Two Types of Claim Follow up:
- No Remark Claims:
Claims which has no absolute status is known as No Remark Claims.
- Last Remark Claims:
Claims which are not paid for various reasons and followed up routinely on monthly basis.
Key Components of Account Receivable:
- Follow up with the Payer:
Regular follow up with the insurance company on all the claims at any stage of aging plays an important role in account receivables activities.
- Claim Closure:
An AR team should be responsible to focus on reducing days in A/R claim submission and increasing payment ratio.
Timely follow up must be the core objective to increase the profitability of the payment.
- Online Claims follow up:
Various outstanding claims can be checked using insurance company website and portals.
- Automated Claims Follow up:
Claims will be followed automatically through device that calls the payers directly and provide the status of unpaid claims.
- Approach Insurance company or Payer:
In order to get a detailed reason for the claim denials, calling the insurance company’s representative will be the intelligent way.
Revenue Cycle Claim Denial Management Challenges:
Different Payer Regulations:
- The foremost step for best denial management is to find reasons for those claims denied.
- However, it’s not easy to retrieve claim denial statistics.
- Most of the providers may not have the access to the data from the insurance companies and often payers don’t release the data because of competition.
- Insurance companies keep claim denial information private and restricted to avoid customers with lower denial rates.
- Generally denial rates differ from one report to another.
- Each insurance company will have their own regulations for claims denials and to communicate them to providers.
- When there’s a lack of standardization, it would be difficult to decide payer’s language for claim denials.
- Those claims will have the chance to be denied twice by two different payers and codes.
Manual Claim Denial Management Process:
- Almost half of the providers are using manual claim denial management Process despite having health IT tools.
- Medical billing teams not only take the data but also manage with the insurance companies rules and codes.
- Manual denial management process actually slows down the productivity where lot of data is required to manage denials successfully.

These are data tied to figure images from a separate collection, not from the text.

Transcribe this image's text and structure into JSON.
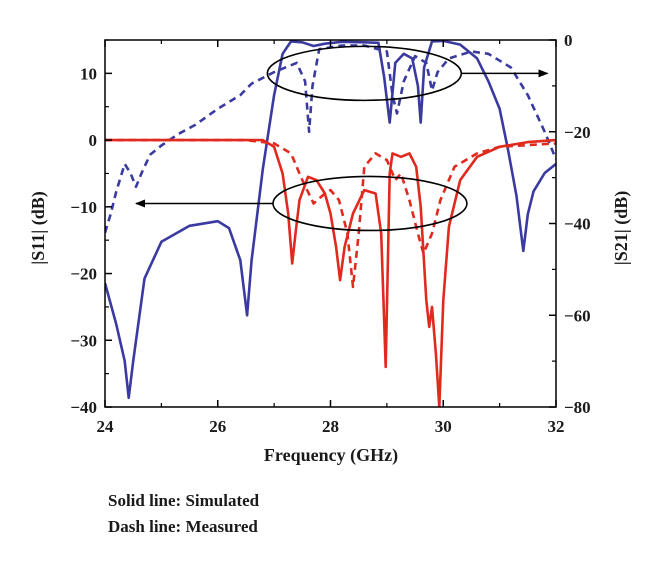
{
  "chart_data": {
    "type": "line",
    "xlabel": "Frequency (GHz)",
    "ylabel_left": "|S11| (dB)",
    "ylabel_right": "|S21| (dB)",
    "xlim": [
      24,
      32
    ],
    "ylim_left": [
      -40,
      15
    ],
    "ylim_right": [
      -80,
      0
    ],
    "x_ticks": [
      "24",
      "26",
      "28",
      "30",
      "32"
    ],
    "y_left_ticks": [
      "10",
      "0",
      "−10",
      "−20",
      "−30",
      "−40"
    ],
    "y_right_ticks": [
      "0",
      "−20",
      "−40",
      "−60",
      "−80"
    ],
    "grid": false,
    "series": [
      {
        "axis": "right",
        "style": "solid",
        "color": "#3a3aa0",
        "points": [
          [
            24,
            -53
          ],
          [
            24.2,
            -62
          ],
          [
            24.35,
            -70
          ],
          [
            24.42,
            -78
          ],
          [
            24.5,
            -70
          ],
          [
            24.7,
            -52
          ],
          [
            25,
            -44
          ],
          [
            25.5,
            -40.5
          ],
          [
            26,
            -39.5
          ],
          [
            26.2,
            -41
          ],
          [
            26.4,
            -48
          ],
          [
            26.52,
            -60
          ],
          [
            26.6,
            -48
          ],
          [
            26.8,
            -28
          ],
          [
            27,
            -12
          ],
          [
            27.15,
            -3
          ],
          [
            27.3,
            -0.3
          ],
          [
            27.5,
            -0.5
          ],
          [
            27.7,
            -1.3
          ],
          [
            27.9,
            -0.8
          ],
          [
            28.2,
            -0.4
          ],
          [
            28.6,
            -0.5
          ],
          [
            28.85,
            -0.6
          ],
          [
            28.95,
            -8
          ],
          [
            29.05,
            -18
          ],
          [
            29.15,
            -5
          ],
          [
            29.3,
            -3
          ],
          [
            29.45,
            -4
          ],
          [
            29.55,
            -10
          ],
          [
            29.6,
            -18
          ],
          [
            29.66,
            -6
          ],
          [
            29.8,
            -0.3
          ],
          [
            30,
            -0.2
          ],
          [
            30.3,
            -1
          ],
          [
            30.6,
            -4
          ],
          [
            30.8,
            -9
          ],
          [
            31,
            -15
          ],
          [
            31.15,
            -24
          ],
          [
            31.3,
            -34
          ],
          [
            31.42,
            -46
          ],
          [
            31.5,
            -38
          ],
          [
            31.6,
            -33
          ],
          [
            31.8,
            -29
          ],
          [
            32,
            -27
          ]
        ]
      },
      {
        "axis": "right",
        "style": "dashed",
        "color": "#3a3aa0",
        "points": [
          [
            24,
            -42
          ],
          [
            24.1,
            -38
          ],
          [
            24.2,
            -33
          ],
          [
            24.35,
            -27
          ],
          [
            24.45,
            -29
          ],
          [
            24.55,
            -32
          ],
          [
            24.65,
            -29
          ],
          [
            24.8,
            -25
          ],
          [
            25,
            -23
          ],
          [
            25.3,
            -20.5
          ],
          [
            25.6,
            -18.5
          ],
          [
            26,
            -15
          ],
          [
            26.4,
            -12
          ],
          [
            26.6,
            -9.5
          ],
          [
            27,
            -7
          ],
          [
            27.4,
            -5
          ],
          [
            27.55,
            -9
          ],
          [
            27.62,
            -20
          ],
          [
            27.68,
            -10
          ],
          [
            27.8,
            -2
          ],
          [
            28.2,
            -1.2
          ],
          [
            28.6,
            -1.2
          ],
          [
            29,
            -2.5
          ],
          [
            29.1,
            -12
          ],
          [
            29.18,
            -16
          ],
          [
            29.3,
            -9
          ],
          [
            29.5,
            -3.5
          ],
          [
            29.7,
            -5
          ],
          [
            29.8,
            -11
          ],
          [
            29.9,
            -7
          ],
          [
            30.1,
            -4
          ],
          [
            30.5,
            -2.5
          ],
          [
            30.8,
            -3
          ],
          [
            31.2,
            -6
          ],
          [
            31.5,
            -12
          ],
          [
            31.8,
            -20
          ],
          [
            32,
            -26
          ]
        ]
      },
      {
        "axis": "left",
        "style": "solid",
        "color": "#e02a1e",
        "points": [
          [
            24,
            0
          ],
          [
            26,
            0
          ],
          [
            26.8,
            0
          ],
          [
            27,
            -1
          ],
          [
            27.15,
            -5
          ],
          [
            27.25,
            -11
          ],
          [
            27.32,
            -18.5
          ],
          [
            27.38,
            -14
          ],
          [
            27.45,
            -9
          ],
          [
            27.6,
            -5.5
          ],
          [
            27.75,
            -6
          ],
          [
            27.9,
            -8
          ],
          [
            28,
            -11
          ],
          [
            28.1,
            -16
          ],
          [
            28.17,
            -21
          ],
          [
            28.25,
            -16
          ],
          [
            28.4,
            -11
          ],
          [
            28.6,
            -7.5
          ],
          [
            28.8,
            -8
          ],
          [
            28.9,
            -14
          ],
          [
            28.98,
            -34
          ],
          [
            29.05,
            -5
          ],
          [
            29.1,
            -2
          ],
          [
            29.25,
            -2.5
          ],
          [
            29.4,
            -2
          ],
          [
            29.52,
            -4
          ],
          [
            29.6,
            -10
          ],
          [
            29.7,
            -24
          ],
          [
            29.75,
            -28
          ],
          [
            29.8,
            -25
          ],
          [
            29.87,
            -32
          ],
          [
            29.93,
            -40
          ],
          [
            30.0,
            -24
          ],
          [
            30.1,
            -13
          ],
          [
            30.3,
            -6
          ],
          [
            30.6,
            -2.5
          ],
          [
            31,
            -1
          ],
          [
            31.5,
            -0.3
          ],
          [
            32,
            0
          ]
        ]
      },
      {
        "axis": "left",
        "style": "dashed",
        "color": "#e02a1e",
        "points": [
          [
            24,
            0
          ],
          [
            26.5,
            0
          ],
          [
            27,
            -0.5
          ],
          [
            27.3,
            -2
          ],
          [
            27.5,
            -6
          ],
          [
            27.7,
            -9.5
          ],
          [
            27.9,
            -8
          ],
          [
            28,
            -7.5
          ],
          [
            28.15,
            -9
          ],
          [
            28.3,
            -14
          ],
          [
            28.4,
            -22
          ],
          [
            28.5,
            -14
          ],
          [
            28.6,
            -4
          ],
          [
            28.8,
            -2
          ],
          [
            29,
            -3
          ],
          [
            29.15,
            -6
          ],
          [
            29.25,
            -5
          ],
          [
            29.4,
            -9
          ],
          [
            29.55,
            -14
          ],
          [
            29.65,
            -17
          ],
          [
            29.8,
            -14
          ],
          [
            29.95,
            -9
          ],
          [
            30.2,
            -4
          ],
          [
            30.6,
            -2
          ],
          [
            31,
            -1
          ],
          [
            32,
            -0.5
          ]
        ]
      }
    ],
    "annotations": [
      {
        "shape": "ellipse",
        "center": [
          28.6,
          10
        ],
        "axis": "left",
        "arrow_to": [
          31.85,
          10
        ]
      },
      {
        "shape": "ellipse",
        "center": [
          28.7,
          -9.5
        ],
        "axis": "left",
        "arrow_to": [
          24.55,
          -9.5
        ]
      }
    ]
  },
  "legend_notes": {
    "solid": "Solid line: Simulated",
    "dash": "Dash line: Measured"
  }
}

- Healthcare providers or the medical billing companies should make the claim denial operations automatic avoid denials.
- Keeping up with the codes and different policies will be really exhausting and many software providers allow automatic updates of codes and requirements.
- Billing team must spend more time by checking claims twice to meet assured requirements.
- Identifying errors before submitting the claims is possible through automatic claim denial management process.
- Billing team will be aware of the procedure to get reimbursement and track down to check and recorrect the missing data.
Claim Denials are Avoidable:
- Almost 90% of claim denials can be avoided as they are the most common denial reasons demonstrated.
- Most of the denial reasons are:
- Inaccurate information or incorrect patient demographic details.
- Duplicate claim submission
- Non covered services
- Claims don’t come under plan
- Untimely filing
- Instead of rectifying the claim denial mistake, many providers and billers are repeating the same mistakes which leads to pushbacks but not payments.
- Ensure patient and insurance details are accurately collected and reported prior to the point of service.
- Accurate information is retrieved from patient scheduling and registration.
- It provides the ability to bill and collect the payments in most efficient and effective manner.
- The Medical Billing team will have to work with claim denials to understand and ensure to avoid errors in demographic details and insurance plan.